State University of Maringá, Department of Biotechnology, Genetics and Cell Biology, Maringá, Paraná, Brazil; Linking Landscape, Environment, Agriculture and Food, School of Agriculture - University of Lisbon, Lisbon, Portugal.
State University of Maringá, Department of Chemical Engineering, Maringá, 87020-900, Paraná, Brazil.
Chemosphere. 2024 Jan;346:140520. doi: 10.1016/j.chemosphere.2023.140520. Epub 2023 Oct 28.

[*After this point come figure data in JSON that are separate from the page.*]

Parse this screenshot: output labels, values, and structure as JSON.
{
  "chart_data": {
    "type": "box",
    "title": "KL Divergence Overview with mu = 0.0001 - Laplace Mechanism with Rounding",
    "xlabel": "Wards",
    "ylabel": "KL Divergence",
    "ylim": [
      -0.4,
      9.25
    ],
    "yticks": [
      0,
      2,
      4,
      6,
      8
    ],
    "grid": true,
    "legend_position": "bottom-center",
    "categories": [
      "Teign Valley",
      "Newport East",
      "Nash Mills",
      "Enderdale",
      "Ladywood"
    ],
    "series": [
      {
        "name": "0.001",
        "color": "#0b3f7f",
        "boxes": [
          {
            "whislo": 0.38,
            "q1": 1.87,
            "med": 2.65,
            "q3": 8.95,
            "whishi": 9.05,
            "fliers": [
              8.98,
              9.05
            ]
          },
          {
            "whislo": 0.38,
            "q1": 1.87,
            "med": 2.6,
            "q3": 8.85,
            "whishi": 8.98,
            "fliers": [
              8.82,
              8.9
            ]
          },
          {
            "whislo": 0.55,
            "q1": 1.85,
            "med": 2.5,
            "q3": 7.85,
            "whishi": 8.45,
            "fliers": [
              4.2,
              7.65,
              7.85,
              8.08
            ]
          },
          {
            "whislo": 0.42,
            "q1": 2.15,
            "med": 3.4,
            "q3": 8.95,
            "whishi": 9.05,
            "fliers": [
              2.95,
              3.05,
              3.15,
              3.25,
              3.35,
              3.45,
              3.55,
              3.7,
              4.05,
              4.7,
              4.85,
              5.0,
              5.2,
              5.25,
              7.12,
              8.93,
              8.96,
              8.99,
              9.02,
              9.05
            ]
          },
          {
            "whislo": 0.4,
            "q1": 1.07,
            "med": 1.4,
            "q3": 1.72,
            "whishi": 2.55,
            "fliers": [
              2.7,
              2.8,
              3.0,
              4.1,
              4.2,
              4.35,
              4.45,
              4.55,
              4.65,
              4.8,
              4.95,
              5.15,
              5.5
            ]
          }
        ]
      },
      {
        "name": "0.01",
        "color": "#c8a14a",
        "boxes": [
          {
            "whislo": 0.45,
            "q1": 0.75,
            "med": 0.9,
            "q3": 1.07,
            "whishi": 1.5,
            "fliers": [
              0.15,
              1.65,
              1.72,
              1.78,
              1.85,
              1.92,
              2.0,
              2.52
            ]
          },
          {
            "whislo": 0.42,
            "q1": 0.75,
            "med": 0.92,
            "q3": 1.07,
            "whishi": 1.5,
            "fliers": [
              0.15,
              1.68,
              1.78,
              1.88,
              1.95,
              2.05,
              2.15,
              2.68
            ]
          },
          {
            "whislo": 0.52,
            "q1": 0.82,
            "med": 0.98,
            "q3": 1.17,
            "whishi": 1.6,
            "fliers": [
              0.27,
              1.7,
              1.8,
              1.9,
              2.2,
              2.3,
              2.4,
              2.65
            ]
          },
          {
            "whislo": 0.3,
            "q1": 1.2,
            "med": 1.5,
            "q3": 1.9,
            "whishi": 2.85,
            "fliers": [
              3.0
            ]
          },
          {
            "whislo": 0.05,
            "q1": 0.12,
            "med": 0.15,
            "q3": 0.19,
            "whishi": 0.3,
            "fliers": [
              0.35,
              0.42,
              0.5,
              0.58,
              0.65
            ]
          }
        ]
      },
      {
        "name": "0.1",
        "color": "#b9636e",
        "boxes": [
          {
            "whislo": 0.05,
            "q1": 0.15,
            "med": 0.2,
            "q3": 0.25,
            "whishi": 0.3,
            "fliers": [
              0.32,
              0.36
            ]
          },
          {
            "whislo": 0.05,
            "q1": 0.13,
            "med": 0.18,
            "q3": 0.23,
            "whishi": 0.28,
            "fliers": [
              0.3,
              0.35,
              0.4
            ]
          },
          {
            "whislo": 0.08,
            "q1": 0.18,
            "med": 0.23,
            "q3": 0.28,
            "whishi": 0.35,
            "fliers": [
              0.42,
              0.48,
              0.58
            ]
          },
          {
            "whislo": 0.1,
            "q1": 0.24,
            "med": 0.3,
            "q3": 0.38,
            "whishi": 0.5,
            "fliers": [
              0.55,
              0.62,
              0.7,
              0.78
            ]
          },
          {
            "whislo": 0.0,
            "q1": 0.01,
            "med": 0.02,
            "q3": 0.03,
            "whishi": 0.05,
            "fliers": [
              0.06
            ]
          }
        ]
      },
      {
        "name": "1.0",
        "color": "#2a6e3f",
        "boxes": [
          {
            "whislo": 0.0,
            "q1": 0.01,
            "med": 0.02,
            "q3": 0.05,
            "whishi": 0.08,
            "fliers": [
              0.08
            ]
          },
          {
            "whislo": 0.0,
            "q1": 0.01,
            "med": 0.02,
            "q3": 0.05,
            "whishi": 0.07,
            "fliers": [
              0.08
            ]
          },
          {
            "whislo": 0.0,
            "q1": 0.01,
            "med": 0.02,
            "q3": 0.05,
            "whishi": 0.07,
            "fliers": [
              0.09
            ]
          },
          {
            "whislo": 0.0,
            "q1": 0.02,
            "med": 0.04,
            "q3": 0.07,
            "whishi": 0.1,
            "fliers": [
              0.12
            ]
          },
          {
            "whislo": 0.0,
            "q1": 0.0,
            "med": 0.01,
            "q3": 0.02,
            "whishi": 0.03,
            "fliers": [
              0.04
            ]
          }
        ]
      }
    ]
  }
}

This paper explores the feasibility of functionalizing mango stones with iron oxide magnetic nanoparticles (MS-FeO) by coprecipitation in batch adsorption processes. The synthesized material was characterized and applied in chloroquine (CQN) and sertraline hydrochloride (SER) removal from contaminated waters. The biosorbent was subjected to a regenerative study and treatment using a synthetic mixture of contaminants to evaluate its applicability in real effluents. The biosorbent was analyzed by transmission electron microscopy images, scanning electron microscopy, dispersive X-ray spectroscopy, Fourier transform infrared spectra, and zeta potential to characterize its chemical and morphology properties. The techniques applied showed the effectiveness of the proposed modification. In the adsorption experiments, the optimal adsorbent dosage was 0.01 g for both contaminants. The pH strongly influenced the adsorption of the drugs on MS-FeO, and the best results were obtained in the pH range of 5-6. Kinetic data showed a better fit to the pseudo-second-order model, and the equilibrium time was achieved in 16 h for CQN and 4 h for SER. Isotherm studies revealed maximum adsorptive capacities of 49.42 and 64.79 mg g, respectively, for CQN and SER, at 318 K, demonstrating that the increase in temperature is a favorable factor, and the Sips model better describes the process. The thermodynamic parameters indicate an endothermic (ΔH° >0), spontaneous (ΔG° <0), and reversible (ΔS° >0) nature of the adsorption. This process is essentially governed by physical forces, such as hydrogen and π-π bonds. However, it is also valid to consider the presence of electrostatic forces due to the ionizing nature of CQN and SER. The MS-FeO biosorbent showed good performance when evaluated in a synthetic mixture of four contaminants, with an overall removal efficiency of approximately 86% and the regenerative capacity of three reusing cycles.
本文探讨了通过共沉淀法在批处理吸附过程中对芒果核进行氧化铁磁性纳米粒子(MS-FeO)功能化的可行性。合成材料进行了表征,并应用于从受污染水中去除氯喹(CQN)和盐酸舍曲林(SER)。对生物吸附剂进行了再生研究和处理,使用污染物的合成混合物评估其在实际废水中的适用性。通过透射电子显微镜图像、扫描电子显微镜、分散 X 射线能谱、傅里叶变换红外光谱和zeta 电位对生物吸附剂进行了分析,以表征其化学和形态特性。所应用的技术表明了所提出的改性的有效性。在吸附实验中,对于两种污染物,最佳吸附剂用量均为 0.01 g。pH 值强烈影响药物在 MS-FeO 上的吸附,在 pH 值为 5-6 的范围内得到了最佳结果。动力学数据表明更符合伪二级模型,CQN 的平衡时间为 16 h,SER 为 4 h。等温线研究表明,在 318 K 时,CQN 和 SER 的最大吸附容量分别为 49.42 和 64.79 mg/g,表明升高温度是有利的因素,Sips 模型更好地描述了该过程。热力学参数表明吸附是吸热的(ΔH°>0)、自发的(ΔG°<0)和可逆的(ΔS°>0)。这个过程主要受物理力(如氢键和π-π键)的控制。然而,由于 CQN 和 SER 的电离性质,也可以考虑静电作用力的存在。在评估含有四种污染物的合成混合物时,MS-FeO 生物吸附剂表现出良好的性能,总体去除效率约为 86%,具有三个重复使用周期的再生能力。